Promoting the encounters of singularities in the common, then, is the primary strategy to combat love corrupted through identity and unification, which brings the production of subjectivity to a halt and abrogates the common. Sameness and unity involve no creation but mere repetition without difference. Love should be defined, instead, by the encounters and experimentation of singularities in the common, which in turn produce a new common and new singularities. Whereas in the ontological context we characterized the process of love as constitution, here in a political context we should emphasize its power of composition. Love composes singularities, like themes in a musical score, not in unity but as a network of social relations. Bringing together these two faces of love—the constitution of the common and the composition of singularities—is a central challenge for understanding love as a material, political act.

Antonio Negri and Michael Hardt, Commonwealth.


The primary form of power that really confronts us today, however, is not so dramatic or demonic but rather earthly and mundane. We need to stop confusing politics with theology. The pre-dominant contemporary form of sovereignty—if we still want to call it that—is completely embedded within and supported by legal systems and institutions of governance, a republican form characterized not only by the rule of law but also equally by the rule of property. Said differently, the political is not an autonomous domain but one completely immersed in economic and legal structures. There is nothing extraordinary or exceptional about this form of power. Its claim to naturalness, in fact its silent and invisible daily functioning, makes it extremely difficult to recognize, analyze, and challenge. Our first task, then, will be to bring to light the intimate relations between sovereignty, law, and capital.
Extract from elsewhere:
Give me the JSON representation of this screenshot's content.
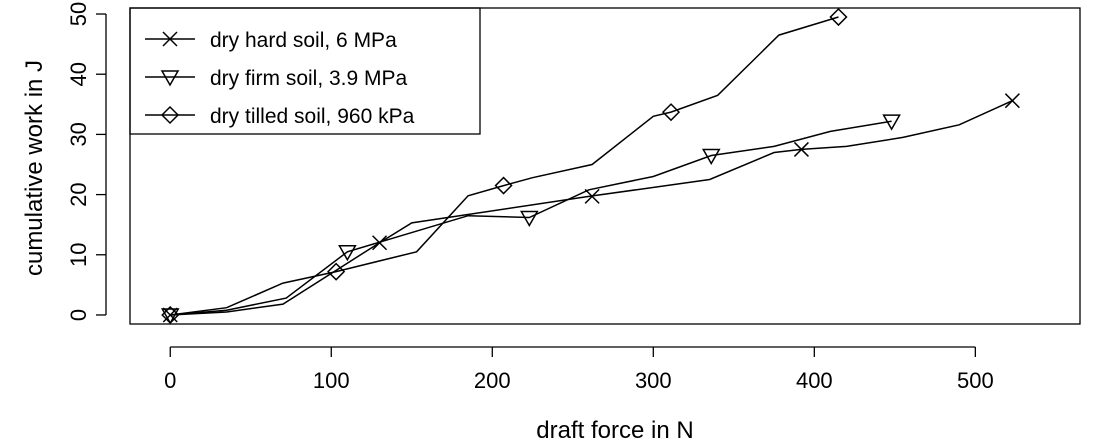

We need for contemporary political thought an operation something like the one Euhemerus conducted for ancient Greek mythology in the fourth century BC. Euhemerus explained that all of the myths of gods are really just stories of historical human actions that through retelling have been expanded, embellished, and cast up to the heavens. Similarly today the believers imagine a sovereign power that stands above us on the mountaintops, when in fact the dominant forms of power are entirely this-worldly. A new political Euhemerism might help people stop looking for sovereignty in the heavens and recognize the structures of power on earth.
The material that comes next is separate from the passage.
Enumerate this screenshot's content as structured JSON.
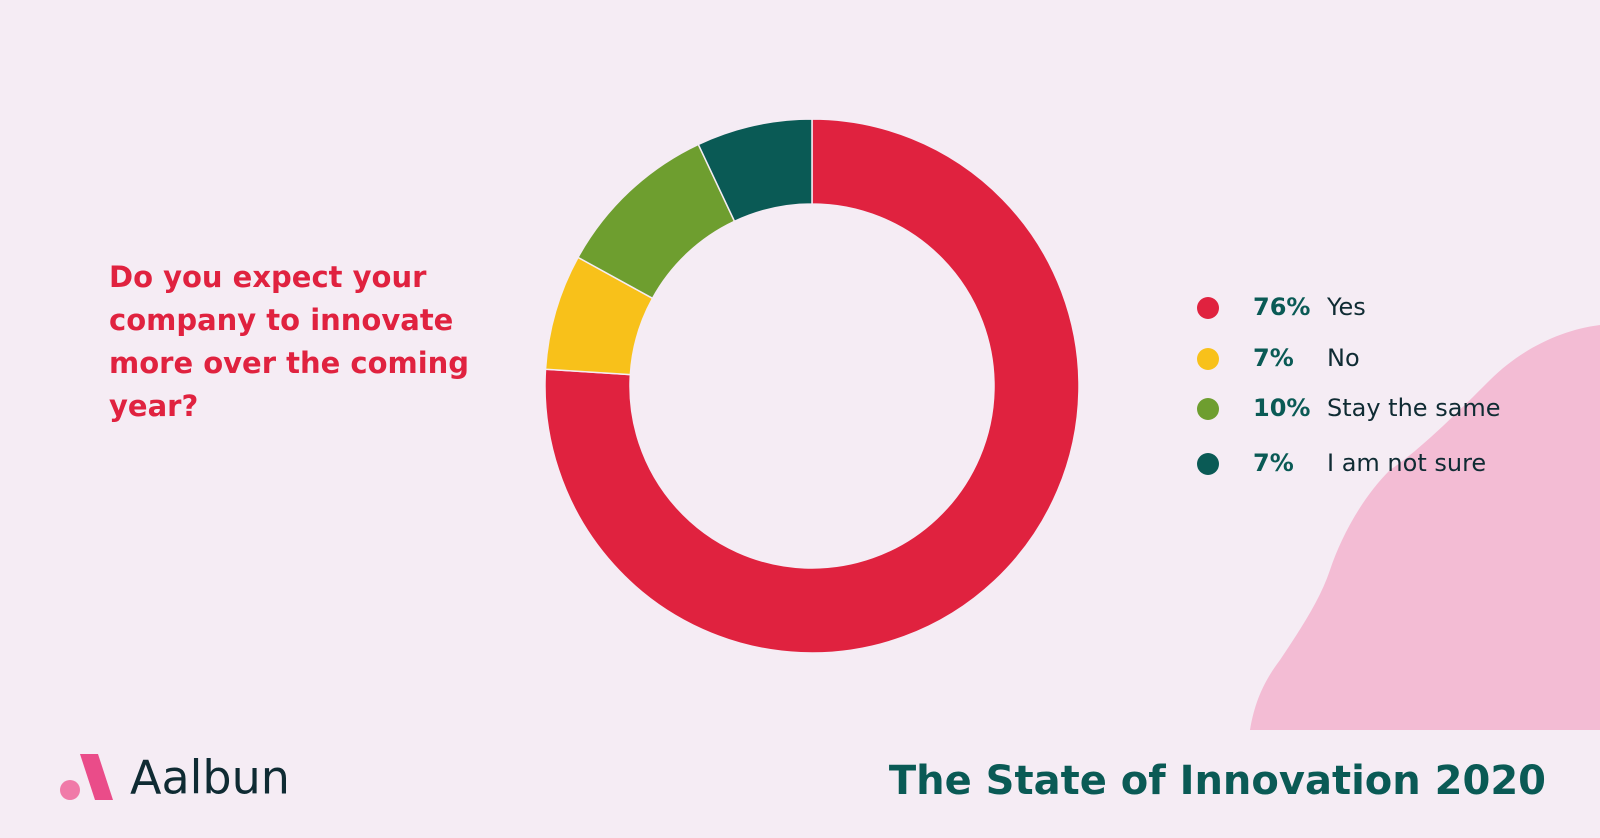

Once we strip away the theological pretenses and apocalyptic visions of contemporary theories of sovereignty, once we bring them down to the social terrain, we need to look more closely at how power functions in society today. In philosophical terms we can think of this shift in perspective as a move from transcendent analysis to transcendental critique. Immanuel Kant's 'Copernican revolution' in philosophy puts an end to all the medieval attempts to anchor reason and understanding in transcendent essences and things in themselves. Philosophy must strive instead to reveal the transcendental structures immanent to thought and experience. 'I call all cognition transcendental that is occupied not so much with objects but rather with our mode of cognition of objects insofar as this is to be possible a priori.' Kant’s transcendental plane thus occupies a position not wholly in the immediate, immanent facts of experience but not wholly outside them either. This transcendental realm, he explains, is where the conditions of possibility of knowledge and experience reside.

Antonio Negri and Michael Hardt, Commonwealth.